The book was largely aimed at the working bookseller, particularly those who did not have access to a big reference library. It was used as the set book for the diploma in antiquarian bookselling at London University. I taught the course on Bookshop Practice, which was very informal and concentrated on the nuts and bolts of running a bookshop. Of course every bookshop is different, and I wanted to explain to the students that you make your shop what you are. Every bookshop takes on the character of the person running it. There were a lot of applications for the course from foreign students, because England was still considered as the centre of the old-style antiquarian book trade. But London University rather spiked it by asking such enormous fees from them.

[Leo Bernard] Philippa and I are both very sad that our style of bookselling hardly exists any more. When we bought the shop, the rent was £700 a year, and King’s Road was full of interesting little galleries and antique shops. There were also a lot of booksellers in Chelsea with shops, or working from home: Robin de Beaumont, John Boyle, the Harringtons, Richard von Hünersdorff, Francis Marsden, Peter Murray Hill, Julian Nangle, John Sims and Alan Thomas are names that come to mind. Some years after Alan’s death, his daughter offered us a big collection of his catalogues, which were works of art in themselves. We sold them mainly at the Chelsea Bookfair in aid of Trinity Hospice where Alan died. Nowadays there isn’t a single secondhand bookshop in King’s Road. If we were still there, the rent would be in the region of £60,000 a year.

Most of the little shops disappeared during the recession of the mid-’80s, when most of the shops in our parade were empty. Then Terence Conran arrived in the area and people began to realise that Chelsea was coming up again. Gradually all the empty premises were taken over by expensive designer shops. Issey Miyake, a Japanese fashion designer, now occupies our shop.

We liked to think of ourselves as the top of the second division of booksellers (this was before Premiership days). But increasingly the middle has disappeared from the trade. You still have the Simon Finchs and the Bernard Shaperos of this world – extremely able and successful fellows. And you still have more modest businesses outside London, where overheads are lower. But the area that we occupied has all but disappeared.
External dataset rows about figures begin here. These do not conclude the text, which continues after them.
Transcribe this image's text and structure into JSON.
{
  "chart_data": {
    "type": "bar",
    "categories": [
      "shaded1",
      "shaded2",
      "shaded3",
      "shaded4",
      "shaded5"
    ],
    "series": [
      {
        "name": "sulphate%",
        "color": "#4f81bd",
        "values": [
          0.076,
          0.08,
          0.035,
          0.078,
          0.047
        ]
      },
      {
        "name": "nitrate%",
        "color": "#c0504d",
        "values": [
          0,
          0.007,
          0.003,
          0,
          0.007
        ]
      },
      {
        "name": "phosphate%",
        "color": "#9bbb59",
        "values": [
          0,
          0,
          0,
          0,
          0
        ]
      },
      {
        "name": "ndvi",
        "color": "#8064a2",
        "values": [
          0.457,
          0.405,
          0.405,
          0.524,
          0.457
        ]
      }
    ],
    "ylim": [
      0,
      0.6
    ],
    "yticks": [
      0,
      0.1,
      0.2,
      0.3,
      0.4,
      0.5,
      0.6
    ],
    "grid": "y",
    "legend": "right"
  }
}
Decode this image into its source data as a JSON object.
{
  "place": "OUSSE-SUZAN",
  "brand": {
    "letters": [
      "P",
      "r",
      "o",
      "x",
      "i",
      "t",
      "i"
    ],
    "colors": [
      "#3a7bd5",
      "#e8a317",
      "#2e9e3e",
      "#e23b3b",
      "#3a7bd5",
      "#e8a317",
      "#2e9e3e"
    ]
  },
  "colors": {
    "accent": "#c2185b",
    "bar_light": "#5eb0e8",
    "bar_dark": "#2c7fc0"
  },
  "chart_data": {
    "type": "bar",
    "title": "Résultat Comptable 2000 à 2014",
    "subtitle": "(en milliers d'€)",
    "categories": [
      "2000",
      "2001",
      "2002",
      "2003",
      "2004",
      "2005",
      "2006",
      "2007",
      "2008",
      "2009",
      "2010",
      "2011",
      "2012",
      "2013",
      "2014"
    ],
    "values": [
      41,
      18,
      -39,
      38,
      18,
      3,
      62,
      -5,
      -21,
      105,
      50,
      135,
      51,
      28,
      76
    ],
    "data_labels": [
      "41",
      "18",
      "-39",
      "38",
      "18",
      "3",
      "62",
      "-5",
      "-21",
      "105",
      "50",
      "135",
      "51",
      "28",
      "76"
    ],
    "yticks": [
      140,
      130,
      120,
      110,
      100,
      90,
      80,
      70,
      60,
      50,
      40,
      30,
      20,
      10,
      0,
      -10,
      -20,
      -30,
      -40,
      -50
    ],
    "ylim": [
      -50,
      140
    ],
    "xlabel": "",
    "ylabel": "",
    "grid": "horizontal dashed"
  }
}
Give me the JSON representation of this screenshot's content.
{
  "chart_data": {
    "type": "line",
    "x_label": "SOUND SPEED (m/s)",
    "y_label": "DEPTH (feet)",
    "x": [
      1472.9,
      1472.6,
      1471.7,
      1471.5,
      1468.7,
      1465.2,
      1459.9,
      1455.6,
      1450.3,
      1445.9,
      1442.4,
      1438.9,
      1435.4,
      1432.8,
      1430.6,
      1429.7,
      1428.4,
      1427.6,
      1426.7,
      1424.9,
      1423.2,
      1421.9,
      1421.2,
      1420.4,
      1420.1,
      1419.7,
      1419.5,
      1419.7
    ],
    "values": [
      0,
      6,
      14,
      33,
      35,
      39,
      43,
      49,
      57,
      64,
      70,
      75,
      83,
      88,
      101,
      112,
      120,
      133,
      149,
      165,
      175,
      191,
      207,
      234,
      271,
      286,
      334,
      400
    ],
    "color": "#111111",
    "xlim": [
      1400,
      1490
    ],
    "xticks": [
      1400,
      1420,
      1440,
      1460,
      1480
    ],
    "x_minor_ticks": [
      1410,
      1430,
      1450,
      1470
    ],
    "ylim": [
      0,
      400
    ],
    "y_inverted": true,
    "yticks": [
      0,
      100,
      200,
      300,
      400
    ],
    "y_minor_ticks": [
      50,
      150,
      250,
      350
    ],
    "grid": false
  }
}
Although the overheads largely prompted us to leave Chelsea, we were also finding the journey to and from our home in Totteridge increasingly tiring. It’s about eighteen miles cross country and got a bit much six days a week.

But we have by no means given up bookselling. We exhibit at Biblion, which also means that our stock is accessible on the Internet. We are very fortunate in having a handful of old established customers who have been close to us for years and still want us to represent them in the sale rooms. Philippa is delighted to have more time to spend working in the garden. When people ask how we are getting on, I like to tell them the story of the elderly Oxford don, who was stopped in the street by a friend and asked if he was enjoying retirement. ‘Well, I miss the vaca- tions’. There’s a great deal of truth in that.

Interviewed for the Bookdealer in May 2001


On 15 September 2003, Leo died after a short illness. We had continued to buy and sell books from home after we left King’s Road, missing the friendship and bustle of the shop, but enjoying the peace and quiet of Totteridge. Leo’s colleagues and friends in the book trade have spoken of the warmth and affection they had felt for him and for his old-fashioned bookselling ways. I hope that Chelsea Rare Books will continue in a modest way to represent Leo’s attitude to the trade.